Le 7 février, Adama, 27 ans, serrait la main de Christine Boutin au ministère du Logement et de la Ville. Avec un éducateur sportif et deux autres "grands
frères" de Villiers-le-Bel, ce Français d'origine sénégalaise était venu plaider la cause de cette cité du Val-d'Oise, où la mort de deux jeunes percutés par un véhicule de police avait
entraîné deux soirées d'émeutes. "Un rendez-vous très constructif, indique aujourd'hui Ephra Kazadi, l'un des participants. La ministre veut nous aider à promouvoir l'emploi
des jeunes issus des quartiers défavorisés." Vendredi, Adama a pourtant été mis en examen pour "tentative d'homicide volontaire sur agent de la force publique". Le débat sur
la mise en détention de cet homme marié, père de trois enfants, a été différé à mercredi. La justice le soupçonne d'avoir tiré des plombs et de la grenaille sur des CRS, dont certains
avaient été sérieusement blessés.
Juge de paix ou caïd?
A Villiers, la mise en cause de cet ancien médiateur, qui dirige avec sa femme une entreprise de sécurité, a surpris. "Ici, on connaît plus Adama que le
maire de la ville", assure Dida, un natif de la cité devenu champion du monde de boxe thaïe. "C'était une grande gueule qui se mêlait de tout. Il avait tendance à vouloir régler
les problèmes. Beaucoup le jalousaient." Si certains le voient comme un juge de paix, les policiers eux parlent d'un caïd de cité ayant eu maille à partir avec la justice. "De
nombreux témoignages concordent pour dire qu'il était le meneur des affrontements", confie un enquêteur.

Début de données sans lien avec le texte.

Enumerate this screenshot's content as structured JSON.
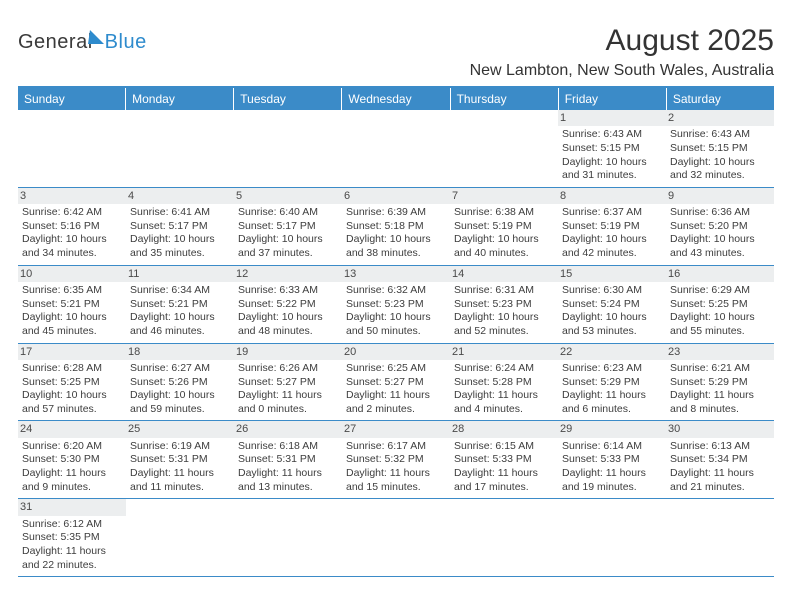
{
  "logo": {
    "left": "General",
    "right": "Blue"
  },
  "title": "August 2025",
  "location": "New Lambton, New South Wales, Australia",
  "colors": {
    "header_bg": "#3b8bc8",
    "header_text": "#ffffff",
    "daynum_bg": "#eceeef",
    "border": "#3b8bc8",
    "text": "#333333",
    "logo_blue": "#2e8bcd"
  },
  "columns": [
    "Sunday",
    "Monday",
    "Tuesday",
    "Wednesday",
    "Thursday",
    "Friday",
    "Saturday"
  ],
  "labels": {
    "sunrise": "Sunrise:",
    "sunset": "Sunset:",
    "daylight": "Daylight:"
  },
  "weeks": [
    [
      null,
      null,
      null,
      null,
      null,
      {
        "d": "1",
        "sr": "6:43 AM",
        "ss": "5:15 PM",
        "dl": "10 hours and 31 minutes."
      },
      {
        "d": "2",
        "sr": "6:43 AM",
        "ss": "5:15 PM",
        "dl": "10 hours and 32 minutes."
      }
    ],
    [
      {
        "d": "3",
        "sr": "6:42 AM",
        "ss": "5:16 PM",
        "dl": "10 hours and 34 minutes."
      },
      {
        "d": "4",
        "sr": "6:41 AM",
        "ss": "5:17 PM",
        "dl": "10 hours and 35 minutes."
      },
      {
        "d": "5",
        "sr": "6:40 AM",
        "ss": "5:17 PM",
        "dl": "10 hours and 37 minutes."
      },
      {
        "d": "6",
        "sr": "6:39 AM",
        "ss": "5:18 PM",
        "dl": "10 hours and 38 minutes."
      },
      {
        "d": "7",
        "sr": "6:38 AM",
        "ss": "5:19 PM",
        "dl": "10 hours and 40 minutes."
      },
      {
        "d": "8",
        "sr": "6:37 AM",
        "ss": "5:19 PM",
        "dl": "10 hours and 42 minutes."
      },
      {
        "d": "9",
        "sr": "6:36 AM",
        "ss": "5:20 PM",
        "dl": "10 hours and 43 minutes."
      }
    ],
    [
      {
        "d": "10",
        "sr": "6:35 AM",
        "ss": "5:21 PM",
        "dl": "10 hours and 45 minutes."
      },
      {
        "d": "11",
        "sr": "6:34 AM",
        "ss": "5:21 PM",
        "dl": "10 hours and 46 minutes."
      },
      {
        "d": "12",
        "sr": "6:33 AM",
        "ss": "5:22 PM",
        "dl": "10 hours and 48 minutes."
      },
      {
        "d": "13",
        "sr": "6:32 AM",
        "ss": "5:23 PM",
        "dl": "10 hours and 50 minutes."
      },
      {
        "d": "14",
        "sr": "6:31 AM",
        "ss": "5:23 PM",
        "dl": "10 hours and 52 minutes."
      },
      {
        "d": "15",
        "sr": "6:30 AM",
        "ss": "5:24 PM",
        "dl": "10 hours and 53 minutes."
      },
      {
        "d": "16",
        "sr": "6:29 AM",
        "ss": "5:25 PM",
        "dl": "10 hours and 55 minutes."
      }
    ],
    [
      {
        "d": "17",
        "sr": "6:28 AM",
        "ss": "5:25 PM",
        "dl": "10 hours and 57 minutes."
      },
      {
        "d": "18",
        "sr": "6:27 AM",
        "ss": "5:26 PM",
        "dl": "10 hours and 59 minutes."
      },
      {
        "d": "19",
        "sr": "6:26 AM",
        "ss": "5:27 PM",
        "dl": "11 hours and 0 minutes."
      },
      {
        "d": "20",
        "sr": "6:25 AM",
        "ss": "5:27 PM",
        "dl": "11 hours and 2 minutes."
      },
      {
        "d": "21",
        "sr": "6:24 AM",
        "ss": "5:28 PM",
        "dl": "11 hours and 4 minutes."
      },
      {
        "d": "22",
        "sr": "6:23 AM",
        "ss": "5:29 PM",
        "dl": "11 hours and 6 minutes."
      },
      {
        "d": "23",
        "sr": "6:21 AM",
        "ss": "5:29 PM",
        "dl": "11 hours and 8 minutes."
      }
    ],
    [
      {
        "d": "24",
        "sr": "6:20 AM",
        "ss": "5:30 PM",
        "dl": "11 hours and 9 minutes."
      },
      {
        "d": "25",
        "sr": "6:19 AM",
        "ss": "5:31 PM",
        "dl": "11 hours and 11 minutes."
      },
      {
        "d": "26",
        "sr": "6:18 AM",
        "ss": "5:31 PM",
        "dl": "11 hours and 13 minutes."
      },
      {
        "d": "27",
        "sr": "6:17 AM",
        "ss": "5:32 PM",
        "dl": "11 hours and 15 minutes."
      },
      {
        "d": "28",
        "sr": "6:15 AM",
        "ss": "5:33 PM",
        "dl": "11 hours and 17 minutes."
      },
      {
        "d": "29",
        "sr": "6:14 AM",
        "ss": "5:33 PM",
        "dl": "11 hours and 19 minutes."
      },
      {
        "d": "30",
        "sr": "6:13 AM",
        "ss": "5:34 PM",
        "dl": "11 hours and 21 minutes."
      }
    ],
    [
      {
        "d": "31",
        "sr": "6:12 AM",
        "ss": "5:35 PM",
        "dl": "11 hours and 22 minutes."
      },
      null,
      null,
      null,
      null,
      null,
      null
    ]
  ]
}
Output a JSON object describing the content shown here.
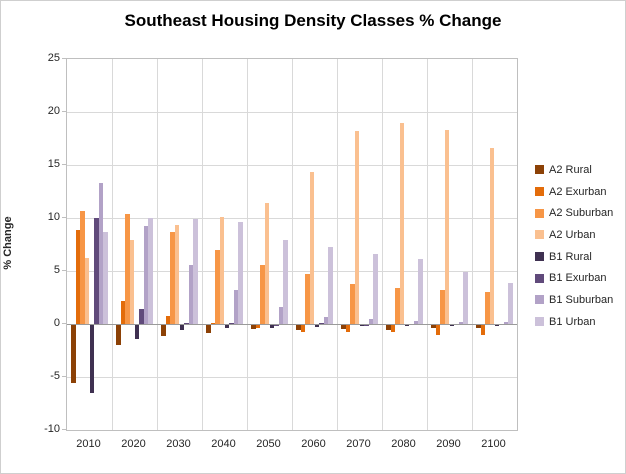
{
  "title": "Southeast Housing Density Classes % Change",
  "chart_data": {
    "type": "bar",
    "title": "Southeast Housing Density Classes % Change",
    "xlabel": "",
    "ylabel": "% Change",
    "ylim": [
      -10,
      25
    ],
    "ytick_step": 5,
    "yticks": [
      25,
      20,
      15,
      10,
      5,
      0,
      -5,
      -10
    ],
    "grid": true,
    "legend_position": "right",
    "categories": [
      "2010",
      "2020",
      "2030",
      "2040",
      "2050",
      "2060",
      "2070",
      "2080",
      "2090",
      "2100"
    ],
    "series": [
      {
        "name": "A2 Rural",
        "color": "#8C4106",
        "values": [
          -5.5,
          -1.9,
          -1.0,
          -0.8,
          -0.4,
          -0.5,
          -0.4,
          -0.5,
          -0.3,
          -0.3
        ]
      },
      {
        "name": "A2 Exurban",
        "color": "#E36C0A",
        "values": [
          8.9,
          2.2,
          0.8,
          0.1,
          -0.3,
          -0.7,
          -0.7,
          -0.7,
          -0.9,
          -0.9
        ]
      },
      {
        "name": "A2 Suburban",
        "color": "#F79646",
        "values": [
          10.7,
          10.4,
          8.7,
          7.0,
          5.6,
          4.7,
          3.8,
          3.4,
          3.2,
          3.0
        ]
      },
      {
        "name": "A2 Urban",
        "color": "#FAC090",
        "values": [
          6.2,
          7.9,
          9.3,
          10.1,
          11.4,
          14.3,
          18.2,
          19.0,
          18.3,
          16.6
        ]
      },
      {
        "name": "B1 Rural",
        "color": "#3F3151",
        "values": [
          -6.4,
          -1.3,
          -0.5,
          -0.3,
          -0.3,
          -0.2,
          -0.1,
          -0.1,
          -0.1,
          -0.1
        ]
      },
      {
        "name": "B1 Exurban",
        "color": "#604A7B",
        "values": [
          10.0,
          1.4,
          0.1,
          0.1,
          -0.1,
          0.1,
          -0.1,
          0.0,
          0.0,
          0.0
        ]
      },
      {
        "name": "B1 Suburban",
        "color": "#B2A2C7",
        "values": [
          13.3,
          9.2,
          5.6,
          3.2,
          1.6,
          0.7,
          0.5,
          0.3,
          0.2,
          0.2
        ]
      },
      {
        "name": "B1 Urban",
        "color": "#CCC1DA",
        "values": [
          8.7,
          10.0,
          9.9,
          9.6,
          7.9,
          7.3,
          6.6,
          6.1,
          4.9,
          3.9
        ]
      }
    ],
    "style": {
      "gridline_color": "#D9D9D9",
      "zero_line_color": "#9A9A9A",
      "plot_border_color": "#BFBFBF",
      "text_color": "#262626"
    }
  }
}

Placé en détention provisoire, Adama clame pourtant son innocence. "Il a tout fait pour calmer les jeunes, plaide son défenseur, Me Sylvie
Noachovitch. Son passé le rattrape." L'avocate, qui a longtemps fréquenté le plateau de l'émission Sans aucun doute sur TF1, connaît bien son client qui soutenait sa candidature
UMP à l'élection municipale de Villiers-le-Bel... "Je souhaite que sa mise en cause n'ait rien à voir avec ce combat politique", espère Dida. Certains se demandent pourtant si la
proximité d'Adama avec le parti de la majorité ne lui aurait pas valu d'être "balancé".
Son frère Abou et trois autres personnes ont aussi été mises en examen dans ce volet de l'enquête. Hier après-midi, un nouveau suspect a été présenté au juge
d'instruction. Désigné par un indic'et présenté comme un habitué de la mosquée de Villiers-le-Bel, Maka est soupçonné d'avoir tiré au fusil de chasse sur les policiers. Comme pour les
treize autres personnes mises en examen - pour l'agression d'un commissaire de police après l'accident, le caillassage des policiers, les incendies de la bibliothèque et de l'école
maternelle -, les témoignages constituent le socle des investigations en l'absence d'ADN ou de preuves photographiques. Après l'appel à témoins lancé par la direction régionale de la
police judiciaire (DRPJ) de Versailles et la promesse d'une rétribution, certains ont voulu dénoncer les responsables de façon anonyme.
"Ils voulaient me faire avouer des choses que je n'avais pas faites"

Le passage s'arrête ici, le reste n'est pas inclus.